Griffie files challenge in bid to kick Hollier off Democratic U.S. House primary ballot
Attorneys for Democrat Michael Griffie moved Friday to block the certification of state Sen. Adam Hollier of Detroit as a congressional candidate and keep him off the Aug. 2 Democratic primary ballot.
Both Griffie and Hollier are vying for the U.S. House in a crowded field of 11 Democrats seeking the open seat representing the new 13th District, which includes the bulk of Detroit, the Grosse Pointes and downriver communities.
The letter alleges that Hollier — who is leading fundraising in the primary contest — filed a false affidavit of identity attesting that he had no outstanding campaign finance issues.
The letter points to Hollier's state Senate campaign committee and argues that he had outstanding amendments to disclosure reports that were due but not filed as of the time he submitted his affidavit of identity earlier this month.
The letter cites questions raised by state elections officials about gas and travel expenses listed in an October 2019 quarterly report, seeking the number of miles driven for each expenditure.
While Hollier's campaign this month filed a related travel log with the Michigan Bureau of Elections, it allegedly never amended the actual campaign statement to reflect this, the Griffie letter claims.
"Because Senator Hollier’s committee failed to file this required amended report, Senator Hollier’s attestation that 'all statements, reports, late filing fees, and fines' due of him or his candidate committee were filed or paid as of the date of the Affidavit of Identity, was false," wrote Griffie attorney Chris Trebilcock.
Griffie's campaign is asking Wayne County Clerk Cathy Garrett not to certify Hollier as a candidate for the August primary contest or the November general election because of his allegedly faulty affidavit and to keep him off the ballot.
"I think it’s important that the public have insight as to whether or not candidates seeking to hold federal office are complying with Michigan campaign finance law,” Griffie told The Detroit News. “Trust in our electoral process is one of the most sacred things we hold.”
Hollier's campaign did not immediately comment Friday on the allegations.
The state law at issue says the affidavit of identity filed by candidates must include a “signed and notarized” statement that the candidate has complied with "all statements, reports, late filing fees and fines required of the candidate or any candidate committee organized to support the candidate’s election under the Michigan campaign finance act."
It's unclear under the law whether an omission or error would constitute an unfiled report.
On the affidavit, the relevant section includes an acknowledgement that making a false statement as part of the affidavit is considered perjury, which is a felony offense and could result in disqualification from the ballot.

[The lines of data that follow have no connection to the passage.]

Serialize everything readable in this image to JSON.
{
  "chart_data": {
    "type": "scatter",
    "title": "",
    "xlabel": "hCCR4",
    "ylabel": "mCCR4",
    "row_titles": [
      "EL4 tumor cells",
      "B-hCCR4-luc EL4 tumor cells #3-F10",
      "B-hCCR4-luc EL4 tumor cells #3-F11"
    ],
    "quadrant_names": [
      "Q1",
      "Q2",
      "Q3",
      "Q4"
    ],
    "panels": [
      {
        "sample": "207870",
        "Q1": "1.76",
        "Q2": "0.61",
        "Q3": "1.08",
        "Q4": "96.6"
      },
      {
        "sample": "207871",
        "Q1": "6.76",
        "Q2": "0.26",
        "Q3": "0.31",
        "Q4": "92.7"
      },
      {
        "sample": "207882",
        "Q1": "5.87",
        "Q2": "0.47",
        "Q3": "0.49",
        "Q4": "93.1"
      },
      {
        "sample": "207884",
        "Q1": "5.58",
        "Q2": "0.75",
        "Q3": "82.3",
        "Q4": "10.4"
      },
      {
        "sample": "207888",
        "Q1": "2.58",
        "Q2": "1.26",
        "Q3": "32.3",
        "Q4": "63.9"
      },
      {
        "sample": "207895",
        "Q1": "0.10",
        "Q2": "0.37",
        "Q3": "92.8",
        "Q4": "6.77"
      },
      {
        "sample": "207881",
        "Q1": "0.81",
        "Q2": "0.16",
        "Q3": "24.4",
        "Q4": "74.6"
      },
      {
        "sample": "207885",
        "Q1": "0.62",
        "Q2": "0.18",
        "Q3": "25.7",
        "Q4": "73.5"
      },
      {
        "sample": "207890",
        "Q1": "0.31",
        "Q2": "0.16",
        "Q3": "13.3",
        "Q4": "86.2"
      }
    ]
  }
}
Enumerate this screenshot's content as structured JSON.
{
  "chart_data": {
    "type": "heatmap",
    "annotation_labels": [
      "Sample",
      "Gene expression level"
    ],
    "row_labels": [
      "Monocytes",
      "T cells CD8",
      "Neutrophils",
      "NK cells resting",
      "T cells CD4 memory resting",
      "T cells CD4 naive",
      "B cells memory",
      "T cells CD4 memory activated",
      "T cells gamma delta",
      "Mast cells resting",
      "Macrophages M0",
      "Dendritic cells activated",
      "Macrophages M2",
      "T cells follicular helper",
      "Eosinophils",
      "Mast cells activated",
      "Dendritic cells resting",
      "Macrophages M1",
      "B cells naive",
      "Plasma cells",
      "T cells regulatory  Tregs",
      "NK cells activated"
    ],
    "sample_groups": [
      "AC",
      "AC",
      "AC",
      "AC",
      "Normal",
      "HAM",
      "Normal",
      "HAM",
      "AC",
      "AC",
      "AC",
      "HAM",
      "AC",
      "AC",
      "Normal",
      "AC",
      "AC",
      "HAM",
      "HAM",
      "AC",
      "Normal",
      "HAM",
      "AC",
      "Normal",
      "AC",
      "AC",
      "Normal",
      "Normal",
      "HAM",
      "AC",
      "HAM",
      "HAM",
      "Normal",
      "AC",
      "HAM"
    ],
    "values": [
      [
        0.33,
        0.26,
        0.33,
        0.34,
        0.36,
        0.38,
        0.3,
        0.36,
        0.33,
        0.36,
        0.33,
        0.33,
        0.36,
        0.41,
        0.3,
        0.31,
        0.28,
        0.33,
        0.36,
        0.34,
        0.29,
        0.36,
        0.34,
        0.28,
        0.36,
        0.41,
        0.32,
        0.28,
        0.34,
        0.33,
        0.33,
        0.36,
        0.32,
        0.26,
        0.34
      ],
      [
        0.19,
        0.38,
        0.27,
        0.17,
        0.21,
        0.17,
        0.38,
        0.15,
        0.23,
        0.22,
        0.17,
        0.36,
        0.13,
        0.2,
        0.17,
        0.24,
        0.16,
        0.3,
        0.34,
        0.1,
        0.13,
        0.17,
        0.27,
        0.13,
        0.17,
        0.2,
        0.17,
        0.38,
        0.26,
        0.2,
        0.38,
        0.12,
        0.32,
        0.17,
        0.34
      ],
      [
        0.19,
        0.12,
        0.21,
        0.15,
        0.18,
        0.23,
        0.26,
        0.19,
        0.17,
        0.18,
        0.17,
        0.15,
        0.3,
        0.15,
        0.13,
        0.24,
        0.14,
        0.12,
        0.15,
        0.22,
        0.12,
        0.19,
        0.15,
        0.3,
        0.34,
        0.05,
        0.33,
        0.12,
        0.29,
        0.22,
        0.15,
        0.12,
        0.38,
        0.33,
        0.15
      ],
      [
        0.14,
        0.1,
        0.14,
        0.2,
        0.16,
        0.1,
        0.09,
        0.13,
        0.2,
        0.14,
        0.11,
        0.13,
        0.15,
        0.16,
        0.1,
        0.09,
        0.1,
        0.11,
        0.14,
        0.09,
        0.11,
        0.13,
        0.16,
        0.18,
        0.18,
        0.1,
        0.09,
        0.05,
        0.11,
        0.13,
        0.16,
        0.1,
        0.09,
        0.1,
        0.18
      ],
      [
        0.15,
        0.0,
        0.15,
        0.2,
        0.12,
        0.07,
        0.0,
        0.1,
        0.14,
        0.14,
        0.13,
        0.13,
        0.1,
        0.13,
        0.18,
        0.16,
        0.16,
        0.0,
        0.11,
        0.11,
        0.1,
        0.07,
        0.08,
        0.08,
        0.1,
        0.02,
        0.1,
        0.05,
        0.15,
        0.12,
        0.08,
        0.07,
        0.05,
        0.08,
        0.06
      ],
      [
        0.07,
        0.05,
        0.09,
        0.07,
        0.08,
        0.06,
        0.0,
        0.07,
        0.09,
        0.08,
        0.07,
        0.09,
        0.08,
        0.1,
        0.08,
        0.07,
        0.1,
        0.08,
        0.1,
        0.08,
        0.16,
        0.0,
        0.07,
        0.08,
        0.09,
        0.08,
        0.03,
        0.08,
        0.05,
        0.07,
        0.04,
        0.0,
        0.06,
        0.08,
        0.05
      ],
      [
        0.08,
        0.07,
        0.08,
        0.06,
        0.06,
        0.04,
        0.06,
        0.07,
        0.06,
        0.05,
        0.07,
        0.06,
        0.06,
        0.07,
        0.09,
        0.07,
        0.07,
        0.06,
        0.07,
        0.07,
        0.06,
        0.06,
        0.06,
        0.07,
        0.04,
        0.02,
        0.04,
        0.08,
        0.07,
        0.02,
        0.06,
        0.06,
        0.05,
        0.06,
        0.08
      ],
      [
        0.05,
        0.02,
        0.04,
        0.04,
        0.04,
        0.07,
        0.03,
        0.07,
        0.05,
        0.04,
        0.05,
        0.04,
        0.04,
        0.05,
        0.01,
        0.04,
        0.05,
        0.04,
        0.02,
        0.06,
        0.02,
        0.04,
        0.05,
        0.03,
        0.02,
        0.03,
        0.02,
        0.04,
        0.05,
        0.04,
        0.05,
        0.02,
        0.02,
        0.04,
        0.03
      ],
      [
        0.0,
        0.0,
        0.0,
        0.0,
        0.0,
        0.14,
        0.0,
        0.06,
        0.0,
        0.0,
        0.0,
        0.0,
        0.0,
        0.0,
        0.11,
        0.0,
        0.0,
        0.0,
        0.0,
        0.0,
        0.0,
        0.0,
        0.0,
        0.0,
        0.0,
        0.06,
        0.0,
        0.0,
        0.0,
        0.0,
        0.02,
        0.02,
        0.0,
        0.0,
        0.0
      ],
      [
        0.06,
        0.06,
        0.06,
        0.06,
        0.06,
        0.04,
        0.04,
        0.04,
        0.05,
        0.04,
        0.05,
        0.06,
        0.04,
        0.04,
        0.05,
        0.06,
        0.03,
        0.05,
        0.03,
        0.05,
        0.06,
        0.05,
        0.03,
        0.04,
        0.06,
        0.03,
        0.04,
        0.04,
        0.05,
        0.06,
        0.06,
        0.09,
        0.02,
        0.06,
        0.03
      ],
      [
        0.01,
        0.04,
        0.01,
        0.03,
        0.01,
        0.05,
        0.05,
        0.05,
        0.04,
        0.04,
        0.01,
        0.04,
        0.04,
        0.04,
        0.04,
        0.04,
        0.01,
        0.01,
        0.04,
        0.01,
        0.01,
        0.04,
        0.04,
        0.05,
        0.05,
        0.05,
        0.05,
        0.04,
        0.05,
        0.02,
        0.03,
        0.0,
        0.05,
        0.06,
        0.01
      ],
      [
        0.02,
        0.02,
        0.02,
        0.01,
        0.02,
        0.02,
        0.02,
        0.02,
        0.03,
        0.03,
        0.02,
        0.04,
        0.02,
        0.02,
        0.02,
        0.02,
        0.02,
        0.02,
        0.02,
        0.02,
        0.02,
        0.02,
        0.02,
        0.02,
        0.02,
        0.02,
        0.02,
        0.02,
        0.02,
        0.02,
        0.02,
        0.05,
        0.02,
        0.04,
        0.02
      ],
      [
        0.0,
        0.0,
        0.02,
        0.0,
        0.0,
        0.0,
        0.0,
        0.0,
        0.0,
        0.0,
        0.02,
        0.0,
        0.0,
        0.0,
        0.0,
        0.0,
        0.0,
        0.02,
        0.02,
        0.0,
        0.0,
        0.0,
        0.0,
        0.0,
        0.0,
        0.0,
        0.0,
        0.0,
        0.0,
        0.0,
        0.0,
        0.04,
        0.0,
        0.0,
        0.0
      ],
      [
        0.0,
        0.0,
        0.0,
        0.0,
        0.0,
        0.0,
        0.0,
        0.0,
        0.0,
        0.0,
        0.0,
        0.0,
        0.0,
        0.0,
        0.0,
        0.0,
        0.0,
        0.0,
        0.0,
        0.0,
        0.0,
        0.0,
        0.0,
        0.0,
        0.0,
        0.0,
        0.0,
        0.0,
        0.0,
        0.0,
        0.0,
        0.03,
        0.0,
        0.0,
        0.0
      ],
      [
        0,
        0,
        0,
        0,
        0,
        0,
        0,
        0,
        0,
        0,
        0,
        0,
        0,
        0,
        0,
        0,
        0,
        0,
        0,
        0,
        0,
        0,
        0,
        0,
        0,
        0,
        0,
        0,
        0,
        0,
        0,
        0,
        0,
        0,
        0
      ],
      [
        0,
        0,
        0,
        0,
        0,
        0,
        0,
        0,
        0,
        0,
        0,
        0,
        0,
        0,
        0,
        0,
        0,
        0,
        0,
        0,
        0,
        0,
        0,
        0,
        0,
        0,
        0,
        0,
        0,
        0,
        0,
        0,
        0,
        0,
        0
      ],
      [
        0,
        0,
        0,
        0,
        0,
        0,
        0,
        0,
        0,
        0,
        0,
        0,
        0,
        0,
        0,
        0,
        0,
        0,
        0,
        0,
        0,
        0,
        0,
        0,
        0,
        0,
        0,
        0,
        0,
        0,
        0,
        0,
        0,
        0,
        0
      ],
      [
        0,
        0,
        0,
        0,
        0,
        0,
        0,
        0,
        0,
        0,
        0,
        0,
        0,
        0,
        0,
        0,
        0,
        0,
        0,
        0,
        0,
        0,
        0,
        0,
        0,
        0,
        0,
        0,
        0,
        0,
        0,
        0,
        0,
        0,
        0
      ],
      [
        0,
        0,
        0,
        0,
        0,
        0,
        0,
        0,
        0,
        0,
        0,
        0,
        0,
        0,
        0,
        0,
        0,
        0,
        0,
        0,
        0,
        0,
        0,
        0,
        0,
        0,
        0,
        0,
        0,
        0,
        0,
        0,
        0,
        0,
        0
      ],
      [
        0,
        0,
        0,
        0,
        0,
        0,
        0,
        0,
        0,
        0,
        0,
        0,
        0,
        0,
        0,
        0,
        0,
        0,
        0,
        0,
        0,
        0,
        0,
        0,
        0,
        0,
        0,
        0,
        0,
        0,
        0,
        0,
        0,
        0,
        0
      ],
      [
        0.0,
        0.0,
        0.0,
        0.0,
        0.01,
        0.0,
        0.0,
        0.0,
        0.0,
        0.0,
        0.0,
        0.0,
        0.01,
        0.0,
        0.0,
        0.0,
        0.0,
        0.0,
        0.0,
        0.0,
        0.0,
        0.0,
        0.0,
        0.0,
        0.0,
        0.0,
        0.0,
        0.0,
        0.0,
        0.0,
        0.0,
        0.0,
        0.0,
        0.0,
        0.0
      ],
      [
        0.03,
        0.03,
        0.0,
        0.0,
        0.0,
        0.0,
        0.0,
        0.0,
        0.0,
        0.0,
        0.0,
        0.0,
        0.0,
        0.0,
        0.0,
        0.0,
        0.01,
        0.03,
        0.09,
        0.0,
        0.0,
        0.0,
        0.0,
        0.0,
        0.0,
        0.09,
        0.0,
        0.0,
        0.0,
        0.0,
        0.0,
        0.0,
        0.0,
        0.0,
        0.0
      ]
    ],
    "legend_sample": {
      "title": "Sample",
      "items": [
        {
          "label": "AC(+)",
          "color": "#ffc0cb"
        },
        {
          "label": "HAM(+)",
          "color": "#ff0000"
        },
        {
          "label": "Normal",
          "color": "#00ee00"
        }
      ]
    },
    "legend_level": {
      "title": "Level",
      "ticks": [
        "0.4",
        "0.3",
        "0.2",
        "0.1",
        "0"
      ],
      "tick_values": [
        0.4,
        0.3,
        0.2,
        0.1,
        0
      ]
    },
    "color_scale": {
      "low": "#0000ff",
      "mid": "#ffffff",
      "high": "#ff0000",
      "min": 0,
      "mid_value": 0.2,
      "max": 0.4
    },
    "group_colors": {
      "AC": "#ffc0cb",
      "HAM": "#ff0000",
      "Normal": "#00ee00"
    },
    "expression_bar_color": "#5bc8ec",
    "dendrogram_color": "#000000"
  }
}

Hollier signed the document on April 15, according to a copy filed with the challenge.
Next, Garrett will decide whether to certify Hollier as a candidate — a decision that either Hollier or Griffie could appeal to the Wayne County Circuit Court or to the office of Secretary of State Jocelyn Benson if they are unhappy.
Other candidates have been kicked off the ballot after similar challenges related to outstanding campaign finance issues, including former Pontiac Mayor Deirdre Waterman last year and, more recently, Michigan House candidate Mellissa Carone.
In the case of Carone, she signed her affidavit at a time when she had unpaid late filing fees of $50 and $75 and had been notified that her campaign had failed to file its end-of-year fundraising disclosure report.
Macomb County Clerk Anthony Forlini said state law prevented him from certifying the name of a candidate to the board of election commissioners if the candidate "executes an affidavit of identity that contains a false statement."
Staff writer Craig Mauger contributed.